Frank Beaujean bleibt Präsident des ASA-Verbands

Autor / Redakteur: Ottmar Holz / Ottmar Holz

Beim jährlichen ASA-Pressegespräch informiert der Verband üblicherweise über die aktuelle Lage und neue wirtschaftliche und technische Trends – diesmal auch ganz unspektakulär über eine wichtige Personalie.

Firma zum Thema

Frank Beaujean steht dem ASA-Verband weiterhin als Präsident vor.
Frank Beaujean steht dem ASA-Verband weiterhin als Präsident vor.
(Bild: Richard Linzing)

„Frank Beaujean ist mein neuer Kollege als Geschäftsführer der Asanetwork GmbH.“ Mit diesen Worten beendete Peter H. Rehberg, Fachbereichsleiter Messen und Ausstellungen und Geschäftsführer der Asanetwork GmbH, im Rahmen des ASA-Pressegesprächs in Frankfurt die unklare Situation des amtierenden ASA-Präsidenten. Die diesjährige Veranstaltung fand im Torhaus der Messe Frankfurt statt, der Direktor der Automechanika, Olaf Mußhoff eröffnete das Treffen mit seinem Grußwort an die Teilnehmer. Beaujean war unlängst von seinem bisherigen Arbeitgeber freigestellt worden (kfz-betrieb berichtete). Beaujean soll als 2. Geschäftsführer von Asanetwork das europaweite Geschäft vorantreiben und einen Werkstattstandard auf europäischer Ebene etablieren. Er folgt auf Bernhard Gött, der die Firma verlassen hat.

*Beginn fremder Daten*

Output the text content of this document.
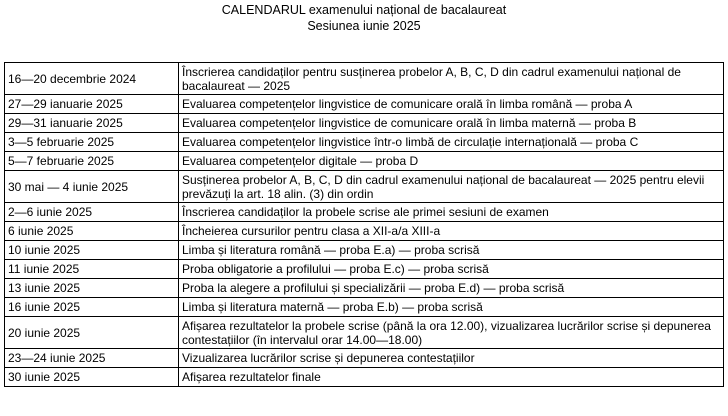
CALENDARUL examenului național de bacalaureat
Sesiunea iunie 2025
16—20 decembrie 2024	Înscrierea candidaților pentru susținerea probelor A, B, C, D din cadrul examenului național de bacalaureat — 2025
27—29 ianuarie 2025	Evaluarea competențelor lingvistice de comunicare orală în limba română — proba A
29—31 ianuarie 2025	Evaluarea competențelor lingvistice de comunicare orală în limba maternă — proba B
3—5 februarie 2025	Evaluarea competențelor lingvistice într-o limbă de circulație internațională — proba C
5—7 februarie 2025	Evaluarea competențelor digitale — proba D
30 mai — 4 iunie 2025	Susținerea probelor A, B, C, D din cadrul examenului național de bacalaureat — 2025 pentru elevii prevăzuți la art. 18 alin. (3) din ordin
2—6 iunie 2025	Înscrierea candidaților la probele scrise ale primei sesiuni de examen
6 iunie 2025	Încheierea cursurilor pentru clasa a XII-a/a XIII-a
10 iunie 2025	Limba și literatura română — proba E.a) — proba scrisă
11 iunie 2025	Proba obligatorie a profilului — proba E.c) — proba scrisă
13 iunie 2025	Proba la alegere a profilului și specializării — proba E.d) — proba scrisă
16 iunie 2025	Limba și literatura maternă — proba E.b) — proba scrisă
20 iunie 2025	Afișarea rezultatelor la probele scrise (până la ora 12.00), vizualizarea lucrărilor scrise și depunerea contestațiilor (în intervalul orar 14.00—18.00)
23—24 iunie 2025	Vizualizarea lucrărilor scrise și depunerea contestațiilor
30 iunie 2025	Afișarea rezultatelor finale
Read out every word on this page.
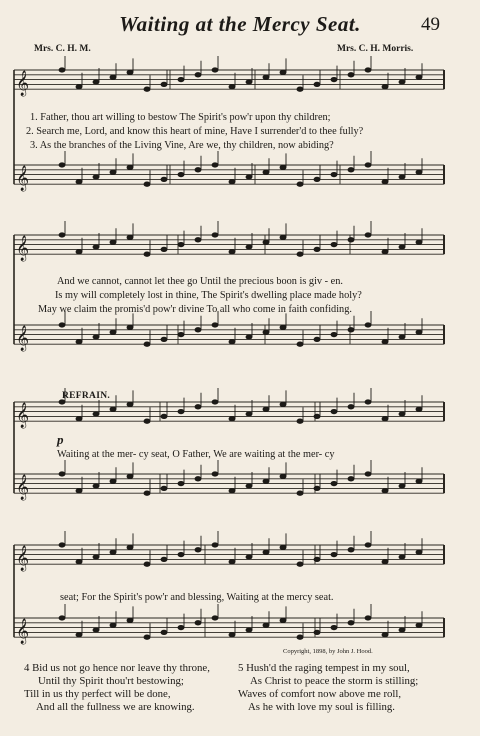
𝄞
𝄞
𝄞
𝄞
𝄞
𝄞
𝄞
𝄞
Waiting at the Mercy Seat.	49
Mrs. C. H. M.	Mrs. C. H. Morris.
1. Father, thou art willing to bestow The Spirit's pow'r upon thy children;
2. Search me, Lord, and know this heart of mine, Have I surrender'd to thee fully?
3. As the branches of the Living Vine, Are we, thy children, now abiding?
And we cannot, cannot let thee go Until the precious boon is giv - en.
Is my will completely lost in thine, The Spirit's dwelling place made holy?
May we claim the promis'd pow'r divine To all who come in faith confiding.
REFRAIN.
p
Waiting at the mer- cy seat, O Father, We are waiting at the mer- cy
seat; For the Spirit's pow'r and blessing, Waiting at the mercy seat.
Copyright, 1898, by John J. Hood.
4 Bid us not go hence nor leave thy throne,
Until thy Spirit thou'rt bestowing;
Till in us thy perfect will be done,
And all the fullness we are knowing.
5 Hush'd the raging tempest in my soul,
As Christ to peace the storm is stilling;
Waves of comfort now above me roll,
As he with love my soul is filling.
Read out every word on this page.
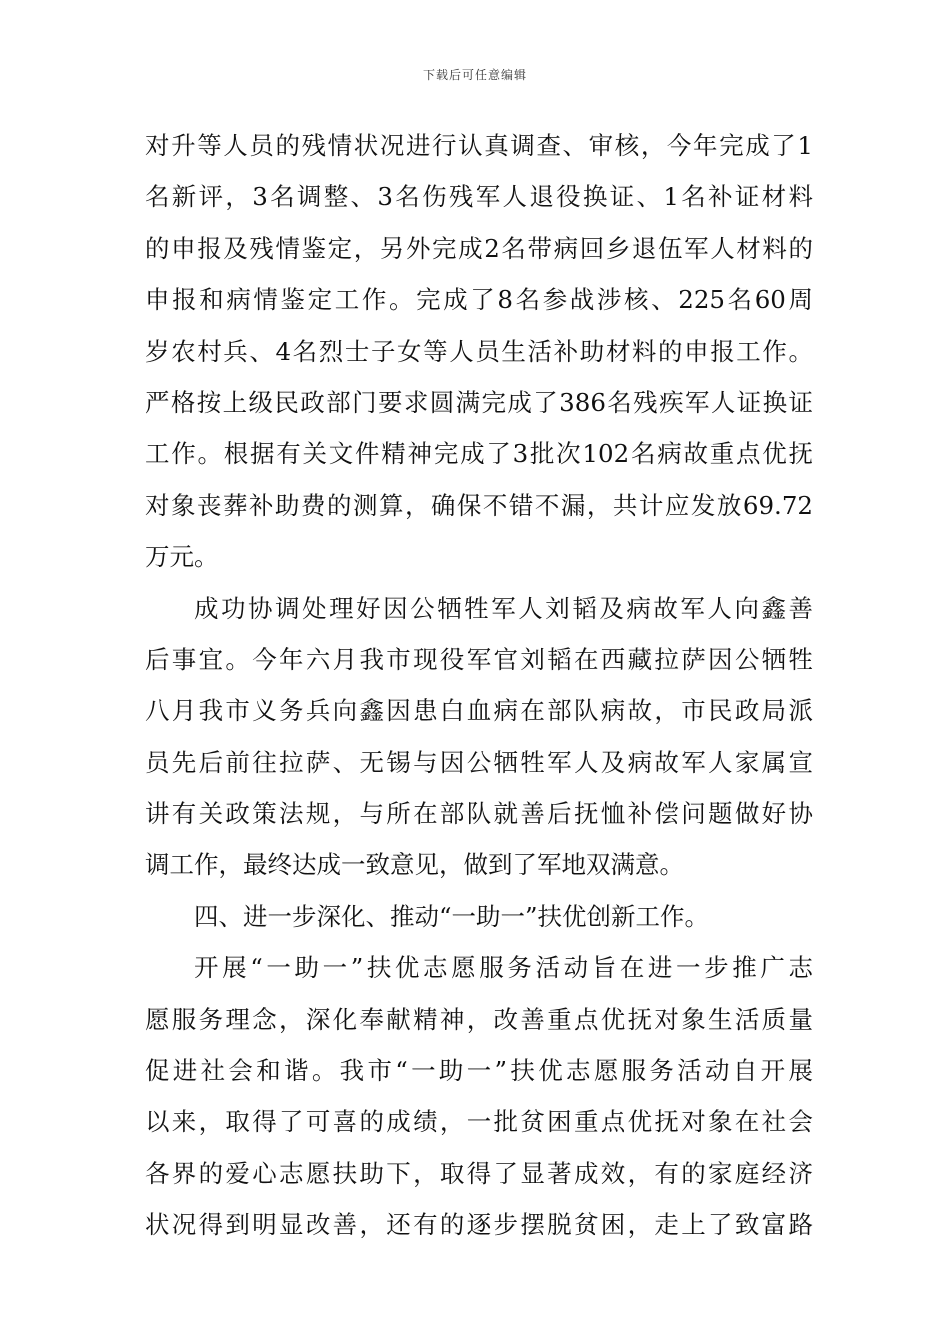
下载后可任意编辑
对升等人员的残情状况进行认真调查、审核，今年完成了1
名新评，3名调整、3名伤残军人退役换证、1名补证材料
的申报及残情鉴定，另外完成2名带病回乡退伍军人材料的
申报和病情鉴定工作。完成了8名参战涉核、225名60周
岁农村兵、4名烈士子女等人员生活补助材料的申报工作。
严格按上级民政部门要求圆满完成了386名残疾军人证换证
工作。根据有关文件精神完成了3批次102名病故重点优抚
对象丧葬补助费的测算，确保不错不漏，共计应发放69.72
万元。
成功协调处理好因公牺牲军人刘韬及病故军人向鑫善
后事宜。今年六月我市现役军官刘韬在西藏拉萨因公牺牲
八月我市义务兵向鑫因患白血病在部队病故，市民政局派
员先后前往拉萨、无锡与因公牺牲军人及病故军人家属宣
讲有关政策法规，与所在部队就善后抚恤补偿问题做好协
调工作，最终达成一致意见，做到了军地双满意。
四、进一步深化、推动“一助一”扶优创新工作。
开展“一助一”扶优志愿服务活动旨在进一步推广志
愿服务理念，深化奉献精神，改善重点优抚对象生活质量
促进社会和谐。我市“一助一”扶优志愿服务活动自开展
以来，取得了可喜的成绩，一批贫困重点优抚对象在社会
各界的爱心志愿扶助下，取得了显著成效，有的家庭经济
状况得到明显改善，还有的逐步摆脱贫困，走上了致富路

Die Chancen dafür stehen gut, das Asanetwork-Normformat dürfte sich mit Unterstützung der EGEA als europäischer Vernetzungsstandard durchsetzen. Wir wollen, dass europaweit alle Werkstattgeräte eine einheitliche Protokollsprache sprechen,“ verdeutlichte Beaujean das Ziel des Verbands.

Entwarnung beim Bremsprüfstand – oder nicht?

Eine verhalten zuversichtliche Einschätzung gab Beaujean zu einem der derzeit drängendsten Thema der KFZ-Branche ab: Die Zahl der durchgeführten Kalibrierungen dürfte 2017 die 8.000er-Marke übertreffen, das erreichbare Ziel sei eine Kapazität von ca 20.000 bis 25.000 Kalibrierungen. Die Lieferfähigkeit der Mitgliedsbetriebe sei mit 6.000 neuen Prüfständen sehr hoch, einen weiteren Fertigungskapazitätsaufbau hält Beaujean jedoch für unwahrscheinlich. Nach neuesten Schätzungen sollen sich vermutlich bis zu 55.000 Altprüfstände in deutschen Werkstätten befinden, berichtete der ASA-Präsident.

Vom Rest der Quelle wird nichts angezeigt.